Galt Football Club was a soccer club based in Galt, Ontario, current day Cambridge, Ontario. It was formed in either 1881 or 1882. Galt won the 1901, 1902, and 1903 Ontario Cups, and most notably the 1904 Olympic soccer tournament.

History
Galt was historically one of the greatest soccer clubs in Canada. Their first major honour came in the form of the 1901 Ontario Cup and they repeated this success as champions in the next two seasons. In 1903, Galt went on a tour of Manitoba. In a span of 25 days, which included 17 games, Galt won 16 and tied 1. On that tour, they scored 46 goals and conceded 2.

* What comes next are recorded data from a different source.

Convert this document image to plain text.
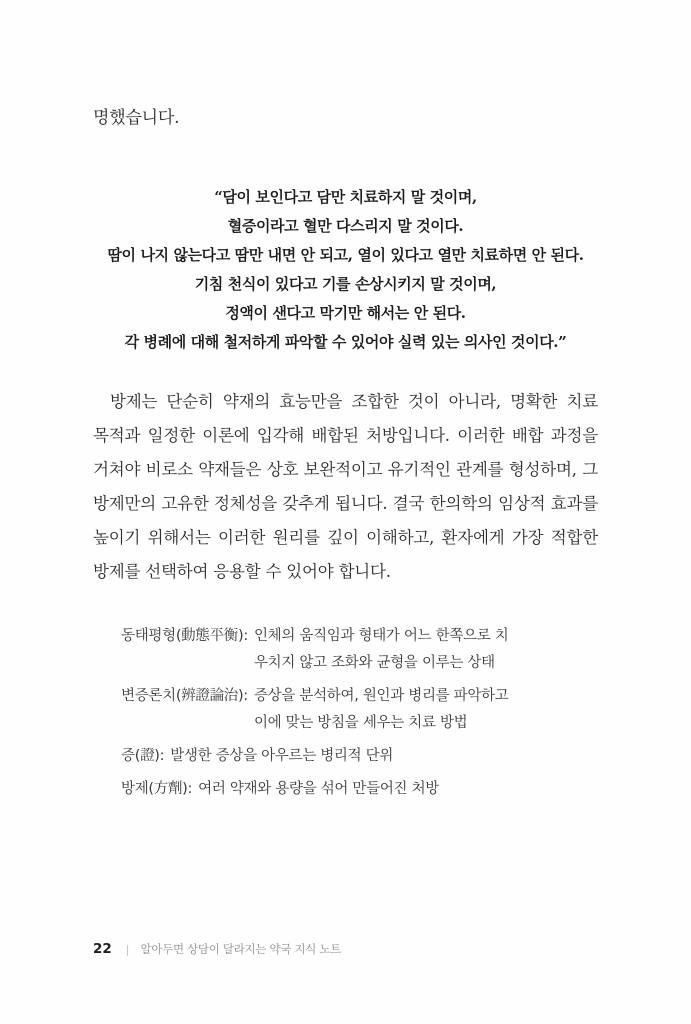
명했습니다.

“담이 보인다고 담만 치료하지 말 것이며,
혈증이라고 혈만 다스리지 말 것이다.
땀이 나지 않는다고 땀만 내면 안 되고, 열이 있다고 열만 치료하면 안 된다.
기침 천식이 있다고 기를 손상시키지 말 것이며,
정액이 샌다고 막기만 해서는 안 된다.
각 병례에 대해 철저하게 파악할 수 있어야 실력 있는 의사인 것이다.”

방제는 단순히 약재의 효능만을 조합한 것이 아니라, 명확한 치료 목적과 일정한 이론에 입각해 배합된 처방입니다. 이러한 배합 과정을 거쳐야 비로소 약재들은 상호 보완적이고 유기적인 관계를 형성하며, 그 방제만의 고유한 정체성을 갖추게 됩니다. 결국 한의학의 임상적 효과를 높이기 위해서는 이러한 원리를 깊이 이해하고, 환자에게 가장 적합한 방제를 선택하여 응용할 수 있어야 합니다.

동태평형(動態平衡): 인체의 움직임과 형태가 어느 한쪽으로 치
우치지 않고 조화와 균형을 이루는 상태
변증론치(辨證論治): 증상을 분석하여, 원인과 병리를 파악하고
이에 맞는 방침을 세우는 치료 방법
증(證): 발생한 증상을 아우르는 병리적 단위
방제(方劑): 여러 약재와 용량을 섞어 만들어진 처방
22 | 알아두면 상담이 달라지는 약국 지식 노트
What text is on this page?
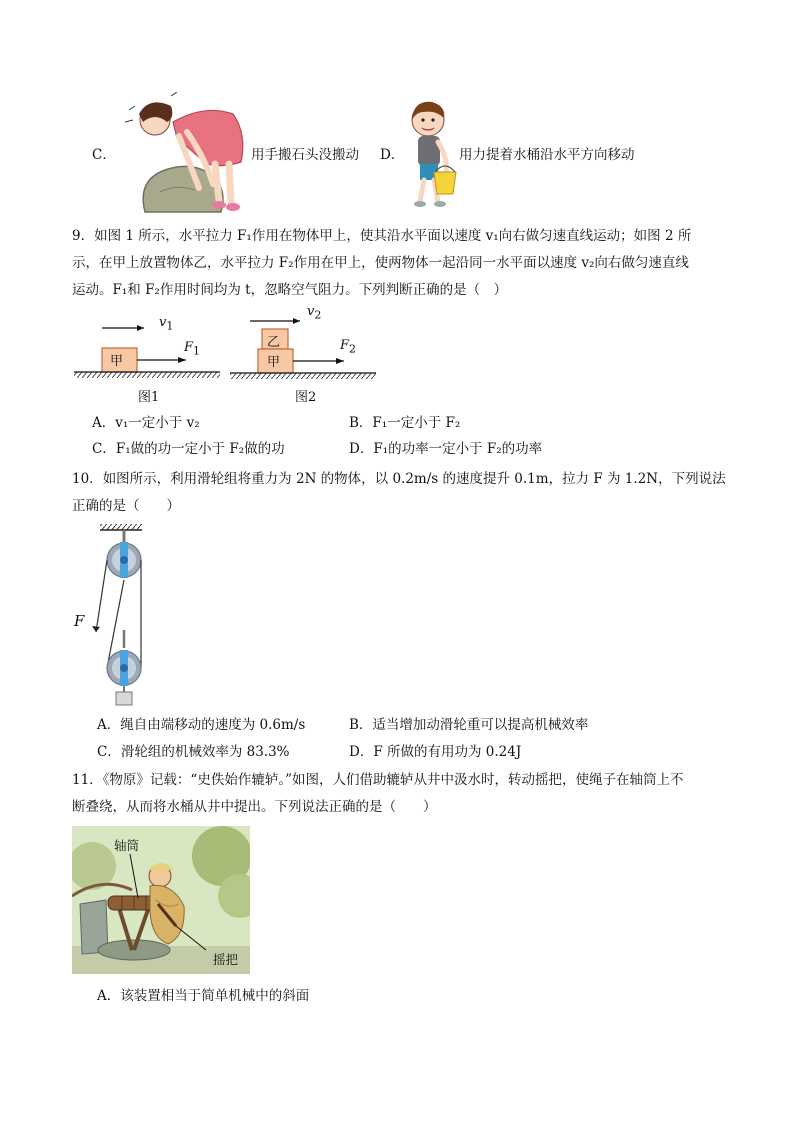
C．	用手搬石头没搬动 D．	用力提着水桶沿水平方向移动
9．如图 1 所示，水平拉力 F₁作用在物体甲上，使其沿水平面以速度 v₁向右做匀速直线运动；如图 2 所
示，在甲上放置物体乙，水平拉力 F₂作用在甲上，使两物体一起沿同一水平面以速度 v₂向右做匀速直线
运动。F₁和 F₂作用时间均为 t，忽略空气阻力。下列判断正确的是（　）
甲
$v_1$
$F_1$
图1
乙
甲
$v_2$
$F_2$
图2
A．v₁一定小于 v₂	B．F₁一定小于 F₂
C．F₁做的功一定小于 F₂做的功	D．F₁的功率一定小于 F₂的功率
10．如图所示，利用滑轮组将重力为 2N 的物体，以 0.2m/s 的速度提升 0.1m，拉力 F 为 1.2N，下列说法
正确的是（　　）
F
A．绳自由端移动的速度为 0.6m/s	B．适当增加动滑轮重可以提高机械效率
C．滑轮组的机械效率为 83.3%	D．F 所做的有用功为 0.24J
11．《物原》记载：“史佚始作辘轳。”如图，人们借助辘轳从井中汲水时，转动摇把，使绳子在轴筒上不
断叠绕，从而将水桶从井中提出。下列说法正确的是（　　）
轴筒
摇把
A．该装置相当于简单机械中的斜面
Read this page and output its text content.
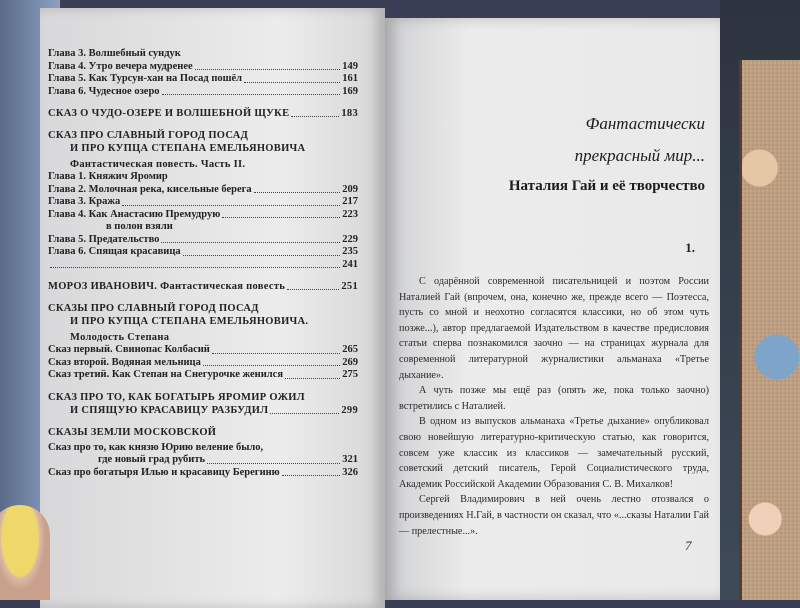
Фантастически
прекрасный мир...
Наталия Гай и её творчество
1.

С одарённой современной писательницей и поэтом России Наталией Гай (впрочем, она, конечно же, прежде всего — Поэтесса, пусть со мной и неохотно согласятся классики, но об этом чуть позже...), автор предлагаемой Издательством в качестве предисловия статьи сперва познакомился заочно — на страницах журнала для современной литературной журналистики альманаха «Третье дыхание».

А чуть позже мы ещё раз (опять же, пока только заочно) встретились с Наталией.

В одном из выпусков альманаха «Третье дыхание» опубликовал свою новейшую литературно-критическую статью, как говорится, совсем уже классик из классиков — замечательный русский, советский детский писатель, Герой Социалистического труда, Академик Российской Академии Образования С. В. Михалков!

Сергей Владимирович в ней очень лестно отозвался о произведениях Н.Гай, в частности он сказал, что «...сказы Наталии Гай — прелестные...».

7
Глава 3. Волшебный сундук
Глава 4. Утро вечера мудренее	149
Глава 5. Как Турсун-хан на Посад пошёл	161
Глава 6. Чудесное озеро	169
СКАЗ О ЧУДО-ОЗЕРЕ И ВОЛШЕБНОЙ ЩУКЕ	183
СКАЗ ПРО СЛАВНЫЙ ГОРОД ПОСАД
И ПРО КУПЦА СТЕПАНА ЕМЕЛЬЯНОВИЧА
Фантастическая повесть. Часть II.
Глава 1. Княжич Яромир
Глава 2. Молочная река, кисельные берега	209
Глава 3. Кража	217
Глава 4. Как Анастасию Премудрую	223
в полон взяли
Глава 5. Предательство	229
Глава 6. Спящая красавица	235
241
МОРОЗ ИВАНОВИЧ. Фантастическая повесть	251
СКАЗЫ ПРО СЛАВНЫЙ ГОРОД ПОСАД
И ПРО КУПЦА СТЕПАНА ЕМЕЛЬЯНОВИЧА.
Молодость Степана
Сказ первый. Свинопас Колбасий	265
Сказ второй. Водяная мельница	269
Сказ третий. Как Степан на Снегурочке женился	275
СКАЗ ПРО ТО, КАК БОГАТЫРЬ ЯРОМИР ОЖИЛ
И СПЯЩУЮ КРАСАВИЦУ РАЗБУДИЛ	299
СКАЗЫ ЗЕМЛИ МОСКОВСКОЙ
Сказ про то, как князю Юрию веление было,
где новый град рубить	321
Сказ про богатыря Илью и красавицу Берегиню	326
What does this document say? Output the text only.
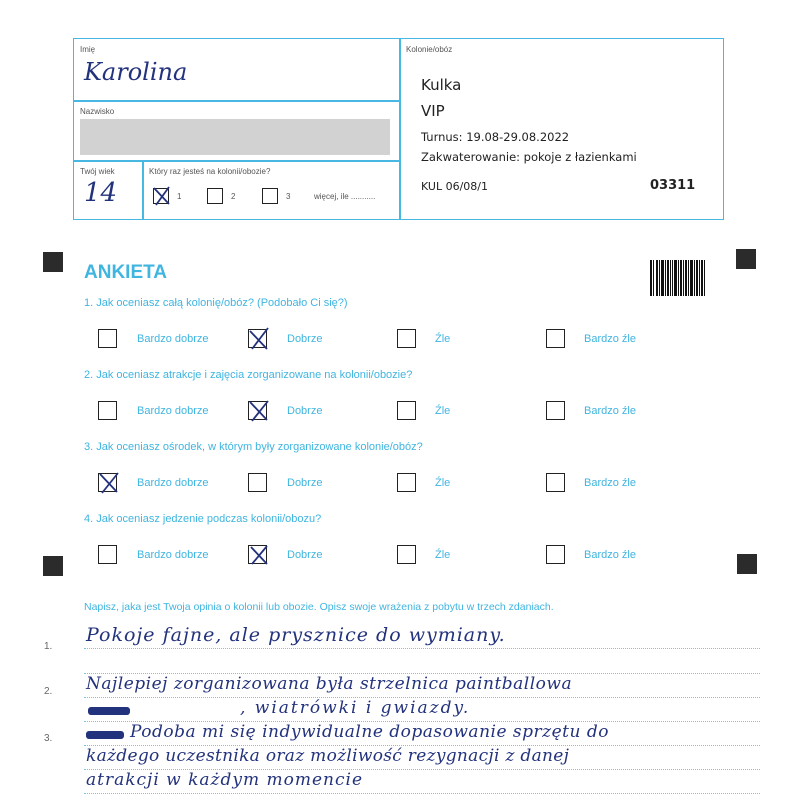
Imię
Karolina
Nazwisko
Twój wiek
14
Który raz jesteś na kolonii/obozie?
1	2	3	więcej, ile ...........
Kolonie/obóz
Kulka
VIP
Turnus: 19.08-29.08.2022
Zakwaterowanie: pokoje z łazienkami
KUL 06/08/1	03311
ANKIETA
1. Jak oceniasz całą kolonię/obóz? (Podobało Ci się?)
Bardzo dobrze	Dobrze	Źle	Bardzo źle
2. Jak oceniasz atrakcje i zajęcia zorganizowane na kolonii/obozie?
Bardzo dobrze	Dobrze	Źle	Bardzo źle
3. Jak oceniasz ośrodek, w którym były zorganizowane kolonie/obóz?
Bardzo dobrze	Dobrze	Źle	Bardzo źle
4. Jak oceniasz jedzenie podczas kolonii/obozu?
Bardzo dobrze	Dobrze	Źle	Bardzo źle
Napisz, jaka jest Twoja opinia o kolonii lub obozie. Opisz swoje wrażenia z pobytu w trzech zdaniach.
1.
2.
3.
Pokoje fajne, ale prysznice do wymiany.
Najlepiej zorganizowana była strzelnica paintballowa
, wiatrówki i gwiazdy.
Podoba mi się indywidualne dopasowanie sprzętu do
każdego uczestnika oraz możliwość rezygnacji z danej
atrakcji w każdym momencie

Galt's most notable triumph came in 1904 at the Olympics in St. Louis, where they represented Canada. They had to face two American sides. Winning convincingly, 7–0 and 4–0, Galt took home gold for Canada.

In 1905, Galt played a touring English team called The Pilgrims. The game was dubbed "The Championship of the World", considering Galt were reigning Olympic champions.  The game drew much attention in Canada and the Northern United States.  At Dickson Park, in front of 3,500 fans, Galt tied the English team 3–3.

In 2004, on the centennial anniversary of the gold medal, the 1904 Galt team were inducted to the Canadian Soccer Hall of Fame.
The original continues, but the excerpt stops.